Once they had conquered the land, the task of dividing it up was obviously necessary. This was decided by lot (Num. 26:55-56; 33:54; 34:13), which is obviously a fair way to decide something like this. This also provides us with a type for understanding ministry in the new covenant. The elders in the church are told not to lord it over the flock of God, not to be lords over God’s heritage (1 Pet. 5:3). The word for heritage is allotment. This means that the world is now to be understood as Canaan—the conquest of the promised land serving as a type of our evangelistic endeavors. Their warfare was the type, our evangelism is the antitype.
Another important “allotment” occurs in the book of Joshua, as we have just discussed. Rahab the harlot was justified by faith, our text from Hebrews says, and James adds that her works were involved as justifying her faith as true faith. Please note that the actual work that accomplished this great thing was telling the pursuers of the Israelite spies that they had gone a different way than they actually did (Jas. 2:25).
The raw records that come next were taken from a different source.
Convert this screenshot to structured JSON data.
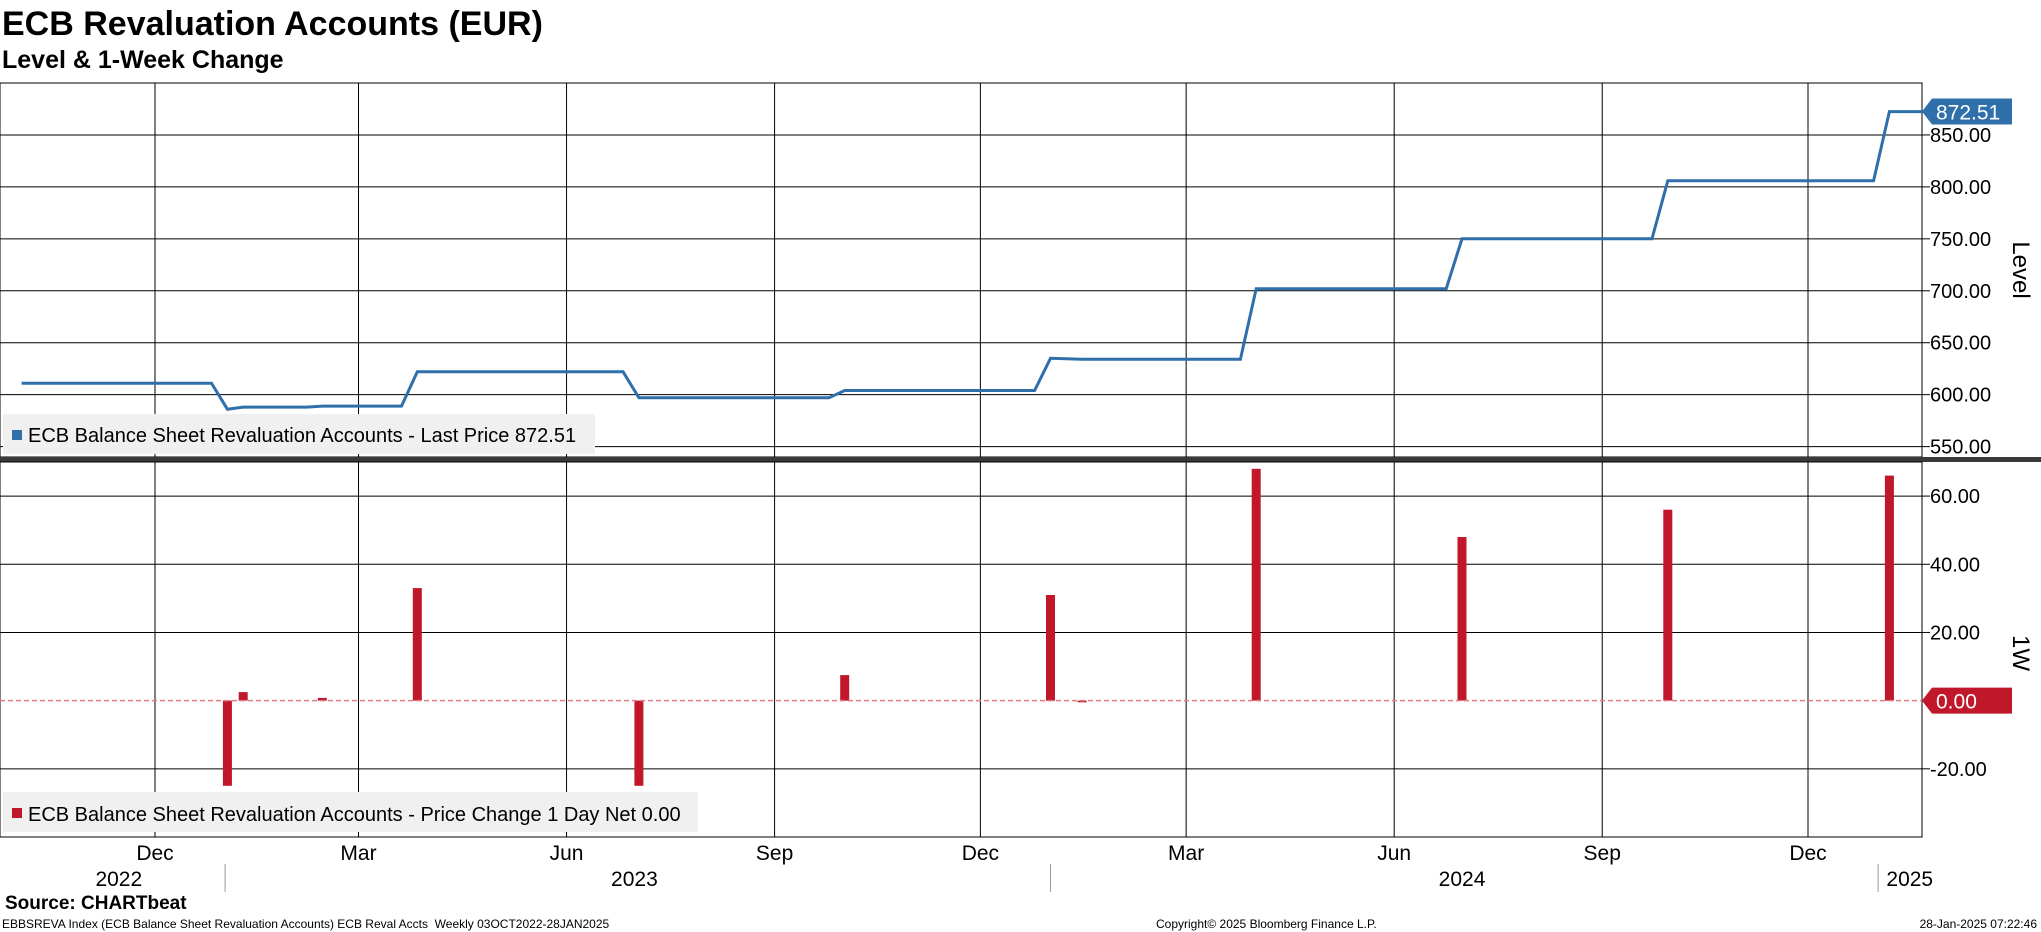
{
  "header": {
    "title": "ECB Revaluation Accounts (EUR)",
    "subtitle": "Level & 1-Week Change"
  },
  "footer": {
    "source": "Source: CHARTbeat",
    "left_info": "EBBSREVA Index (ECB Balance Sheet Revaluation Accounts) ECB Reval Accts  Weekly 03OCT2022-28JAN2025",
    "copyright": "Copyright© 2025 Bloomberg Finance L.P.",
    "timestamp": "28-Jan-2025 07:22:46"
  },
  "colors": {
    "level_line": "#2f6faa",
    "change_bar": "#c0172b",
    "grid": "#000000"
  },
  "x_axis": {
    "month_ticks": [
      {
        "label": "Dec",
        "date": "2022-12-01"
      },
      {
        "label": "Mar",
        "date": "2023-03-01"
      },
      {
        "label": "Jun",
        "date": "2023-06-01"
      },
      {
        "label": "Sep",
        "date": "2023-09-01"
      },
      {
        "label": "Dec",
        "date": "2023-12-01"
      },
      {
        "label": "Mar",
        "date": "2024-03-01"
      },
      {
        "label": "Jun",
        "date": "2024-06-01"
      },
      {
        "label": "Sep",
        "date": "2024-09-01"
      },
      {
        "label": "Dec",
        "date": "2024-12-01"
      }
    ],
    "year_labels": [
      {
        "label": "2022",
        "date": "2022-11-15"
      },
      {
        "label": "2023",
        "date": "2023-07-01"
      },
      {
        "label": "2024",
        "date": "2024-07-01"
      },
      {
        "label": "2025",
        "date": "2025-01-15"
      }
    ],
    "year_separators": [
      "2023-01-01",
      "2024-01-01",
      "2025-01-01"
    ]
  },
  "chart_data": [
    {
      "type": "line",
      "ylabel": "Level",
      "ylim": [
        540,
        900
      ],
      "yticks": [
        550,
        600,
        650,
        700,
        750,
        800,
        850
      ],
      "ytick_labels": [
        "550.00",
        "600.00",
        "650.00",
        "700.00",
        "750.00",
        "800.00",
        "850.00"
      ],
      "grid": true,
      "legend_position": "bottom-left",
      "series": [
        {
          "name": "ECB Balance Sheet Revaluation Accounts - Last Price 872.51",
          "last_value": 872.51,
          "last_value_label": "872.51",
          "points": [
            [
              "2022-10-03",
              611
            ],
            [
              "2022-12-26",
              611
            ],
            [
              "2023-01-02",
              586
            ],
            [
              "2023-01-09",
              588
            ],
            [
              "2023-02-06",
              588
            ],
            [
              "2023-02-13",
              589
            ],
            [
              "2023-03-20",
              589
            ],
            [
              "2023-03-27",
              622
            ],
            [
              "2023-06-26",
              622
            ],
            [
              "2023-07-03",
              597
            ],
            [
              "2023-09-25",
              597
            ],
            [
              "2023-10-02",
              604
            ],
            [
              "2023-12-25",
              604
            ],
            [
              "2024-01-01",
              635
            ],
            [
              "2024-01-15",
              634
            ],
            [
              "2024-03-25",
              634
            ],
            [
              "2024-04-01",
              702
            ],
            [
              "2024-06-24",
              702
            ],
            [
              "2024-07-01",
              750
            ],
            [
              "2024-09-23",
              750
            ],
            [
              "2024-09-30",
              806
            ],
            [
              "2024-12-30",
              806
            ],
            [
              "2025-01-06",
              872.51
            ],
            [
              "2025-01-28",
              872.51
            ]
          ]
        }
      ]
    },
    {
      "type": "bar",
      "ylabel": "1W",
      "ylim": [
        -40,
        70
      ],
      "yticks": [
        -20,
        20,
        40,
        60
      ],
      "ytick_labels": [
        "-20.00",
        "20.00",
        "40.00",
        "60.00"
      ],
      "grid": true,
      "legend_position": "bottom-left",
      "series": [
        {
          "name": "ECB Balance Sheet Revaluation Accounts - Price Change 1 Day Net 0.00",
          "last_value": 0.0,
          "last_value_label": "0.00",
          "points": [
            [
              "2023-01-02",
              -25
            ],
            [
              "2023-01-09",
              2.5
            ],
            [
              "2023-02-13",
              0.8
            ],
            [
              "2023-03-27",
              33
            ],
            [
              "2023-07-03",
              -25
            ],
            [
              "2023-10-02",
              7.5
            ],
            [
              "2024-01-01",
              31
            ],
            [
              "2024-01-15",
              -0.5
            ],
            [
              "2024-04-01",
              68
            ],
            [
              "2024-07-01",
              48
            ],
            [
              "2024-09-30",
              56
            ],
            [
              "2025-01-06",
              66
            ]
          ]
        }
      ]
    }
  ]
}
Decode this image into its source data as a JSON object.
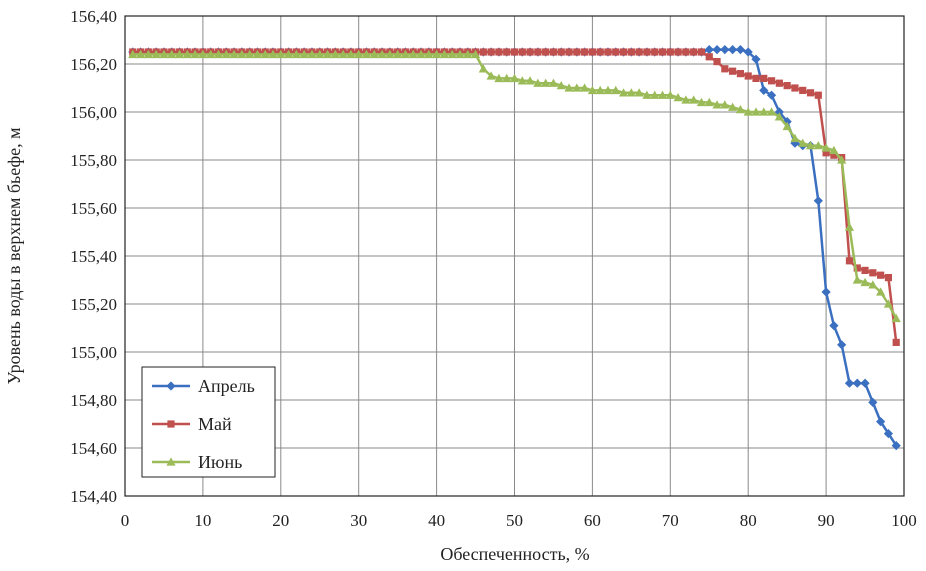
{
  "chart_data": {
    "type": "line",
    "xlabel": "Обеспеченность, %",
    "ylabel": "Уровень воды в верхнем бьефе, м",
    "xlim": [
      0,
      100
    ],
    "ylim": [
      154.4,
      156.4
    ],
    "xticks": [
      "0",
      "10",
      "20",
      "30",
      "40",
      "50",
      "60",
      "70",
      "80",
      "90",
      "100"
    ],
    "yticks": [
      "154,40",
      "154,60",
      "154,80",
      "155,00",
      "155,20",
      "155,40",
      "155,60",
      "155,80",
      "156,00",
      "156,20",
      "156,40"
    ],
    "grid": true,
    "legend_position": "bottom-left",
    "series": [
      {
        "name": "Апрель",
        "color": "#3b6fc0",
        "marker": "diamond",
        "x": [
          1,
          2,
          3,
          4,
          5,
          6,
          7,
          8,
          9,
          10,
          11,
          12,
          13,
          14,
          15,
          16,
          17,
          18,
          19,
          20,
          21,
          22,
          23,
          24,
          25,
          26,
          27,
          28,
          29,
          30,
          31,
          32,
          33,
          34,
          35,
          36,
          37,
          38,
          39,
          40,
          41,
          42,
          43,
          44,
          45,
          46,
          47,
          48,
          49,
          50,
          51,
          52,
          53,
          54,
          55,
          56,
          57,
          58,
          59,
          60,
          61,
          62,
          63,
          64,
          65,
          66,
          67,
          68,
          69,
          70,
          71,
          72,
          73,
          74,
          75,
          76,
          77,
          78,
          79,
          80,
          81,
          82,
          83,
          84,
          85,
          86,
          87,
          88,
          89,
          90,
          91,
          92,
          93,
          94,
          95,
          96,
          97,
          98,
          99
        ],
        "y": [
          156.25,
          156.25,
          156.25,
          156.25,
          156.25,
          156.25,
          156.25,
          156.25,
          156.25,
          156.25,
          156.25,
          156.25,
          156.25,
          156.25,
          156.25,
          156.25,
          156.25,
          156.25,
          156.25,
          156.25,
          156.25,
          156.25,
          156.25,
          156.25,
          156.25,
          156.25,
          156.25,
          156.25,
          156.25,
          156.25,
          156.25,
          156.25,
          156.25,
          156.25,
          156.25,
          156.25,
          156.25,
          156.25,
          156.25,
          156.25,
          156.25,
          156.25,
          156.25,
          156.25,
          156.25,
          156.25,
          156.25,
          156.25,
          156.25,
          156.25,
          156.25,
          156.25,
          156.25,
          156.25,
          156.25,
          156.25,
          156.25,
          156.25,
          156.25,
          156.25,
          156.25,
          156.25,
          156.25,
          156.25,
          156.25,
          156.25,
          156.25,
          156.25,
          156.25,
          156.25,
          156.25,
          156.25,
          156.25,
          156.25,
          156.26,
          156.26,
          156.26,
          156.26,
          156.26,
          156.25,
          156.22,
          156.09,
          156.07,
          156.0,
          155.96,
          155.87,
          155.86,
          155.86,
          155.63,
          155.25,
          155.11,
          155.03,
          154.87,
          154.87,
          154.87,
          154.79,
          154.71,
          154.66,
          154.61
        ]
      },
      {
        "name": "Май",
        "color": "#c0504d",
        "marker": "square",
        "x": [
          1,
          2,
          3,
          4,
          5,
          6,
          7,
          8,
          9,
          10,
          11,
          12,
          13,
          14,
          15,
          16,
          17,
          18,
          19,
          20,
          21,
          22,
          23,
          24,
          25,
          26,
          27,
          28,
          29,
          30,
          31,
          32,
          33,
          34,
          35,
          36,
          37,
          38,
          39,
          40,
          41,
          42,
          43,
          44,
          45,
          46,
          47,
          48,
          49,
          50,
          51,
          52,
          53,
          54,
          55,
          56,
          57,
          58,
          59,
          60,
          61,
          62,
          63,
          64,
          65,
          66,
          67,
          68,
          69,
          70,
          71,
          72,
          73,
          74,
          75,
          76,
          77,
          78,
          79,
          80,
          81,
          82,
          83,
          84,
          85,
          86,
          87,
          88,
          89,
          90,
          91,
          92,
          93,
          94,
          95,
          96,
          97,
          98,
          99
        ],
        "y": [
          156.25,
          156.25,
          156.25,
          156.25,
          156.25,
          156.25,
          156.25,
          156.25,
          156.25,
          156.25,
          156.25,
          156.25,
          156.25,
          156.25,
          156.25,
          156.25,
          156.25,
          156.25,
          156.25,
          156.25,
          156.25,
          156.25,
          156.25,
          156.25,
          156.25,
          156.25,
          156.25,
          156.25,
          156.25,
          156.25,
          156.25,
          156.25,
          156.25,
          156.25,
          156.25,
          156.25,
          156.25,
          156.25,
          156.25,
          156.25,
          156.25,
          156.25,
          156.25,
          156.25,
          156.25,
          156.25,
          156.25,
          156.25,
          156.25,
          156.25,
          156.25,
          156.25,
          156.25,
          156.25,
          156.25,
          156.25,
          156.25,
          156.25,
          156.25,
          156.25,
          156.25,
          156.25,
          156.25,
          156.25,
          156.25,
          156.25,
          156.25,
          156.25,
          156.25,
          156.25,
          156.25,
          156.25,
          156.25,
          156.25,
          156.23,
          156.21,
          156.18,
          156.17,
          156.16,
          156.15,
          156.14,
          156.14,
          156.13,
          156.12,
          156.11,
          156.1,
          156.09,
          156.08,
          156.07,
          155.83,
          155.82,
          155.81,
          155.38,
          155.35,
          155.34,
          155.33,
          155.32,
          155.31,
          155.04
        ]
      },
      {
        "name": "Июнь",
        "color": "#9bbb59",
        "marker": "triangle",
        "x": [
          1,
          2,
          3,
          4,
          5,
          6,
          7,
          8,
          9,
          10,
          11,
          12,
          13,
          14,
          15,
          16,
          17,
          18,
          19,
          20,
          21,
          22,
          23,
          24,
          25,
          26,
          27,
          28,
          29,
          30,
          31,
          32,
          33,
          34,
          35,
          36,
          37,
          38,
          39,
          40,
          41,
          42,
          43,
          44,
          45,
          46,
          47,
          48,
          49,
          50,
          51,
          52,
          53,
          54,
          55,
          56,
          57,
          58,
          59,
          60,
          61,
          62,
          63,
          64,
          65,
          66,
          67,
          68,
          69,
          70,
          71,
          72,
          73,
          74,
          75,
          76,
          77,
          78,
          79,
          80,
          81,
          82,
          83,
          84,
          85,
          86,
          87,
          88,
          89,
          90,
          91,
          92,
          93,
          94,
          95,
          96,
          97,
          98,
          99
        ],
        "y": [
          156.24,
          156.24,
          156.24,
          156.24,
          156.24,
          156.24,
          156.24,
          156.24,
          156.24,
          156.24,
          156.24,
          156.24,
          156.24,
          156.24,
          156.24,
          156.24,
          156.24,
          156.24,
          156.24,
          156.24,
          156.24,
          156.24,
          156.24,
          156.24,
          156.24,
          156.24,
          156.24,
          156.24,
          156.24,
          156.24,
          156.24,
          156.24,
          156.24,
          156.24,
          156.24,
          156.24,
          156.24,
          156.24,
          156.24,
          156.24,
          156.24,
          156.24,
          156.24,
          156.24,
          156.24,
          156.18,
          156.15,
          156.14,
          156.14,
          156.14,
          156.13,
          156.13,
          156.12,
          156.12,
          156.12,
          156.11,
          156.1,
          156.1,
          156.1,
          156.09,
          156.09,
          156.09,
          156.09,
          156.08,
          156.08,
          156.08,
          156.07,
          156.07,
          156.07,
          156.07,
          156.06,
          156.05,
          156.05,
          156.04,
          156.04,
          156.03,
          156.03,
          156.02,
          156.01,
          156.0,
          156.0,
          156.0,
          156.0,
          155.98,
          155.94,
          155.89,
          155.87,
          155.86,
          155.86,
          155.85,
          155.84,
          155.8,
          155.52,
          155.3,
          155.29,
          155.28,
          155.25,
          155.2,
          155.14
        ]
      }
    ]
  }
}
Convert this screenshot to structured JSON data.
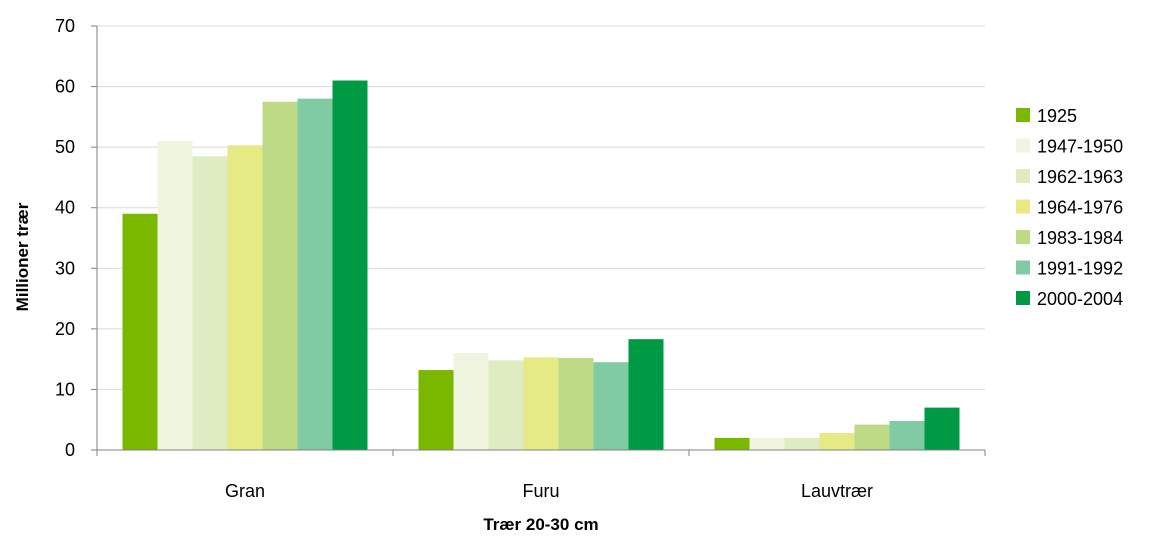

Sacrifices were to be offered in the promised land only. The initial place settled on for that was Shiloh. When Reuben and Gad and the half tribe of Manasseh built an altar on the wrong side of the Jordan, it was almost cause for civil war. Joshua gives his farewell speech, telling the people to remain faithful. And there Joshua made a solemn covenant with the people, that they should serve the Lord their God, and never forsake Him (Josh. 24:26-27).
We can easily lament the fickleness of God’s people in the Old Testament because they do things like this, and then we turn the page, and there they are, worshiping idols, having forgotten all that God did for them. But from the death of Joshua to the rise of Gideon we
have over two hundred years—just under the age of our nation. How easy has it been for us to forget our founding? Howdifficult is it for us to remember? And this is with our possession of libraries, and technology, and carefully kept records.
Joshua and Jesus
The name Joshua is the Hebrew equivalent of the Greek name Jesus. “For if Jesus [speaking of Joshua] had given them rest, then would he not afterward have spoken of another day” (Heb. 4:8). Joshua was a faithful servant of God, but he could not give the people rest, even though he gave them the land. Why could he not provide them with rest?
“Let us therefore fear, lest, a promise being left us of entering into his rest, any of you should seem to come short of it. For unto us was the gospel preached, as well as unto them: but the word preached did not profit them, not being mixed with faith in them that heard it. For we which have believed do enter into rest, as he said, As I have sworn in my wrath, if they shall enter into my rest: although the works were finished from the foundation of the world” (Heb. 4:1–3).
We can only enter into rest by faith, and we can only have faith in the work that was accomplished by the greater Joshua, our Lord Jesus. We can only have faith in that work in this sense after it has been accomplished. When we enter into rest by faith, we are entering into Him.